Svenska drill stop: "Never in Norway"
Swedish energy company Svenska Petroleum will appeal a shock decision from the Swedish government that rejected its bid to drill wells in the ...
Swedish energy company Svenska Petroleum will appeal a shock decision from the Swedish government that rejected its bid to drill wells in the Baltic Sea and revoked its exploration permit in promising blocks near the Polish maritime border.
“We believe it's commercially and morally wrong to allow the import of oil from around the world but not from your own country,” Svenska chief executive Fredrik Öhrn told Scandoil.com after the decision.
The prehistoric “reef systems” being explored by Svenska could hold up to 200 million barrels of oil, according to a report on the area and compatriot oil company Tethys in Scandinavian Oil-Gas Magazine in 2008. The formations are not reefs today.
Öhrn said Svenska would appeal the decision because “The rejection does not answer the quesiton, “Are we allowed to drill exploration wells”, but only that they do not want production offshore Sweden.”
Öhrn said the decision would likely never happen in oil-rich Norway, where parliament has never turned down an oilfield project.
“It comes down to Sweden having no experience in handling an oil industry,” he said, adding the decision was ostensibly, “Environmental and political.” Svenska had sought drilling permission in the same province where production has been ongong since the 1970’s and 1980’s.
The decision by the Department of Industry will be appealed in the Consitutional Court in Stockholm, as it is believed a drilling decision for the Baltic must come from the Swedish Parliament, not a government ministry.
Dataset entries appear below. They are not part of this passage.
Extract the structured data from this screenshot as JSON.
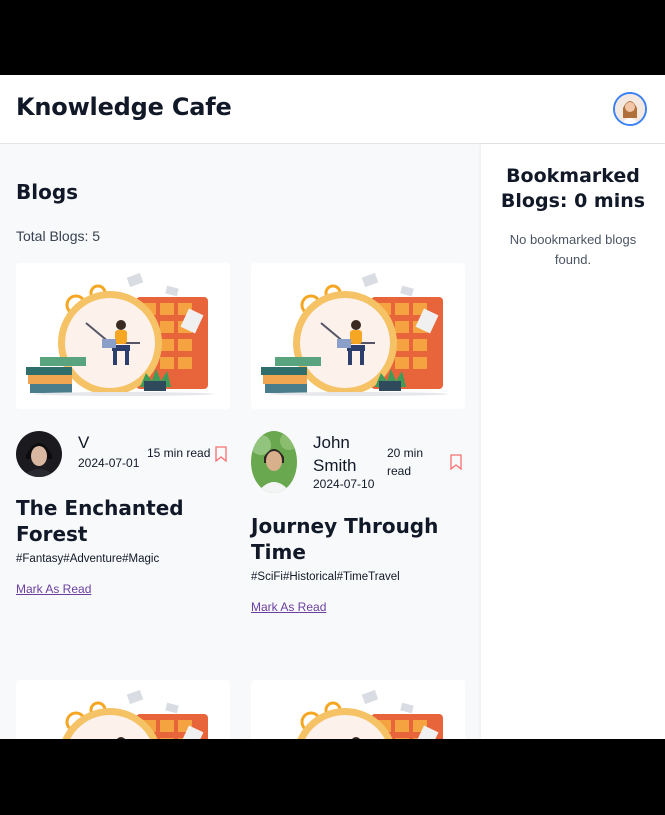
{
  "header": {
    "brand": "Knowledge Cafe",
    "avatar_icon": "user-avatar"
  },
  "main": {
    "title": "Blogs",
    "total_label": "Total Blogs: 5",
    "cards": [
      {
        "author": "V",
        "date": "2024-07-01",
        "read_time": "15 min read",
        "title": "The Enchanted Forest",
        "tags": "#Fantasy#Adventure#Magic",
        "mark_label": "Mark As Read"
      },
      {
        "author": "John Smith",
        "date": "2024-07-10",
        "read_time": "20 min read",
        "title": "Journey Through Time",
        "tags": "#SciFi#Historical#TimeTravel",
        "mark_label": "Mark As Read"
      },
      {},
      {}
    ]
  },
  "sidebar": {
    "title": "Bookmarked Blogs: 0 mins",
    "empty_text": "No bookmarked blogs found."
  },
  "colors": {
    "bookmark": "#f87171",
    "link": "#6b3fa0",
    "avatar_border": "#3b82f6"
  }
}
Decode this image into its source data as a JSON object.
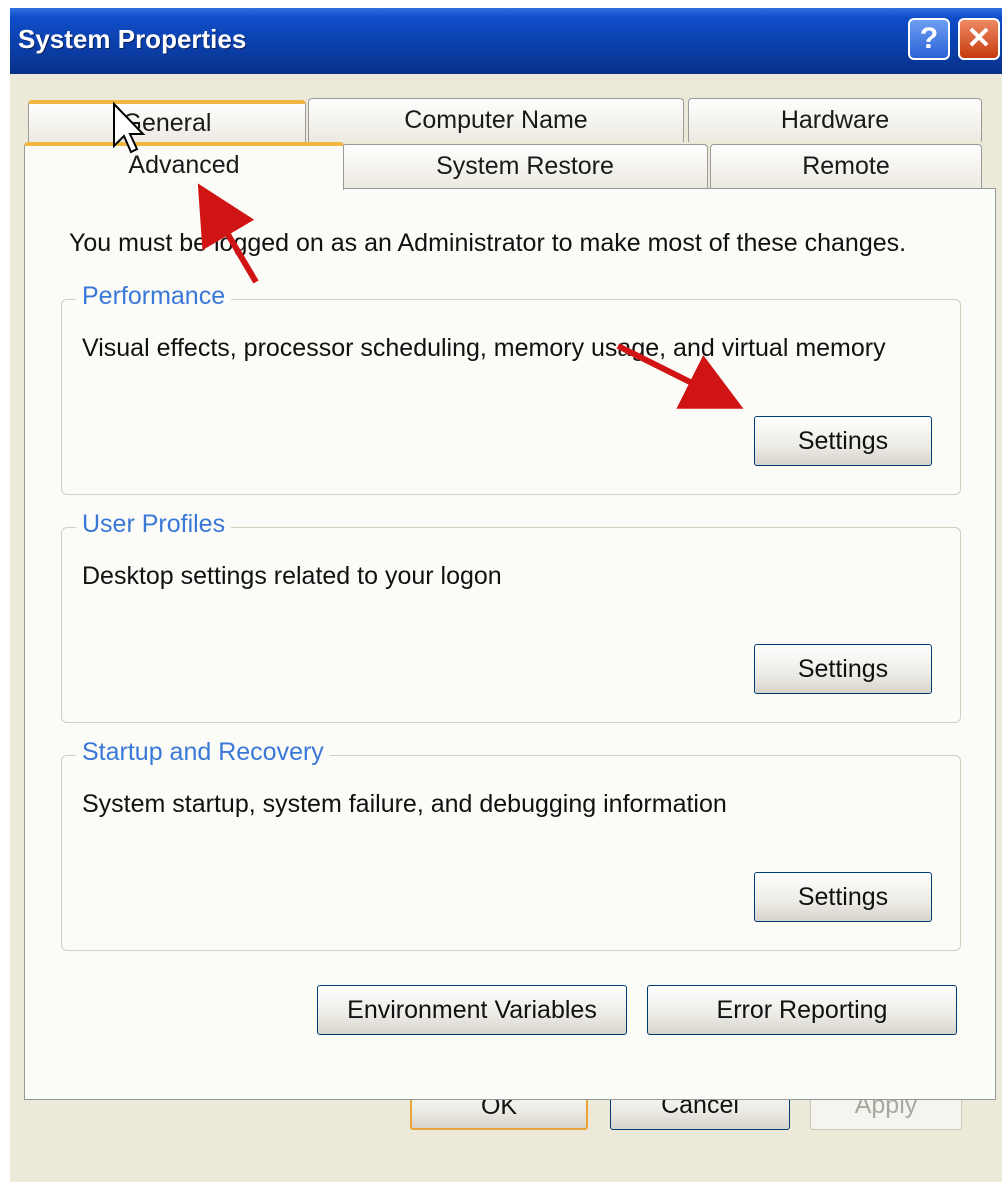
{
  "window": {
    "title": "System Properties",
    "help_icon": "?",
    "close_icon": "✕"
  },
  "tabs": {
    "row1": [
      "General",
      "Computer Name",
      "Hardware"
    ],
    "row2": [
      "Advanced",
      "System Restore",
      "Remote"
    ],
    "active": "Advanced"
  },
  "panel": {
    "admin_note": "You must be logged on as an Administrator to make most of these changes.",
    "groups": [
      {
        "title": "Performance",
        "description": "Visual effects, processor scheduling, memory usage, and virtual memory",
        "button": "Settings"
      },
      {
        "title": "User Profiles",
        "description": "Desktop settings related to your logon",
        "button": "Settings"
      },
      {
        "title": "Startup and Recovery",
        "description": "System startup, system failure, and debugging information",
        "button": "Settings"
      }
    ],
    "env_vars_button": "Environment Variables",
    "error_reporting_button": "Error Reporting"
  },
  "footer": {
    "ok": "OK",
    "cancel": "Cancel",
    "apply": "Apply"
  },
  "colors": {
    "titlebar": "#0b3fa9",
    "group_title": "#3a78d8",
    "annotation_arrow": "#d01414",
    "tab_highlight": "#f0b840"
  }
}
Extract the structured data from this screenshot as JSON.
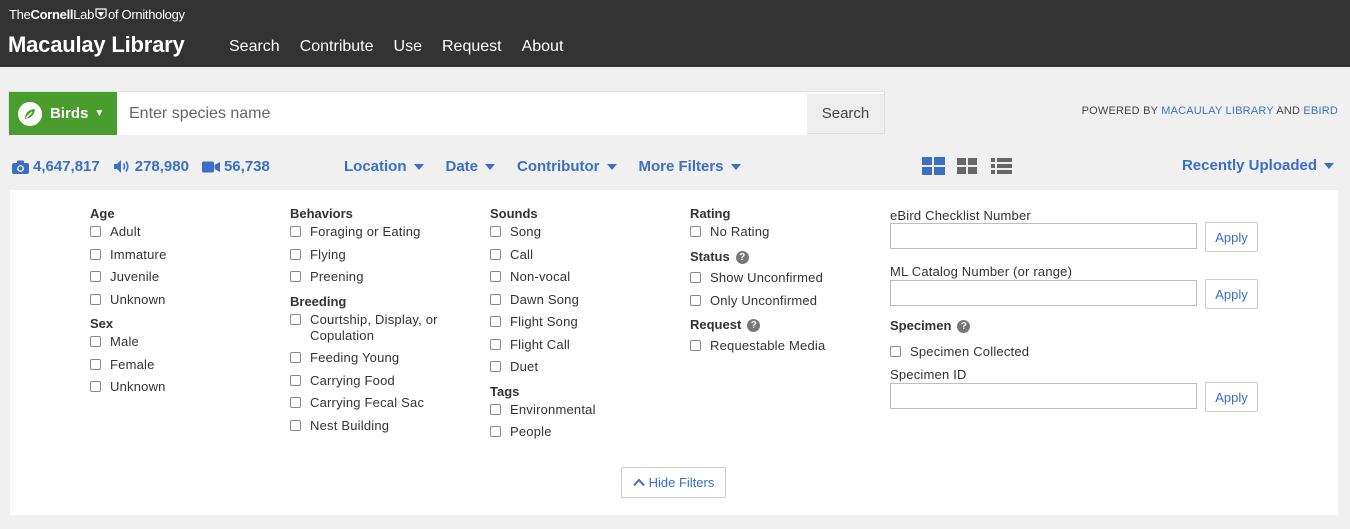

Öhrn said he was sympathetic toward the politics of curbing fossil fuel use and cutting emissions, but said the issue was one of “predictability”. The company had received signals of support from government officials “since the late 90’s and beyond”.
“The rejection was a like a shot from the sky,” he recounted.
Swedish politics — focused alternately on nuclear, renewables and coal-bed gas — is seen by some to have largely forced the scuttling of plans to build a gas pipeline from the North Sea to southern Sweden, Denmark and Poland, the so-called Skanled link. The same politics had once roused voters against a tiny, unmanned maintenance platform in the Baltic.
The decision to block Svenska and a Scandinavian pipeline to Europe bodes ill for the Russo-German gas pipeline Nord Stream, the success of which appears to hing on Baltic nations not playing politics and the enviornment card, which they have. Subsea gas pipelines have impeccable environmental records.
Cynics, however, see a revival of drilling off Sweden and the Skanled pipeline once the Gazprom-E.ON pipeline is defeated and regional gas economics again favour local industry.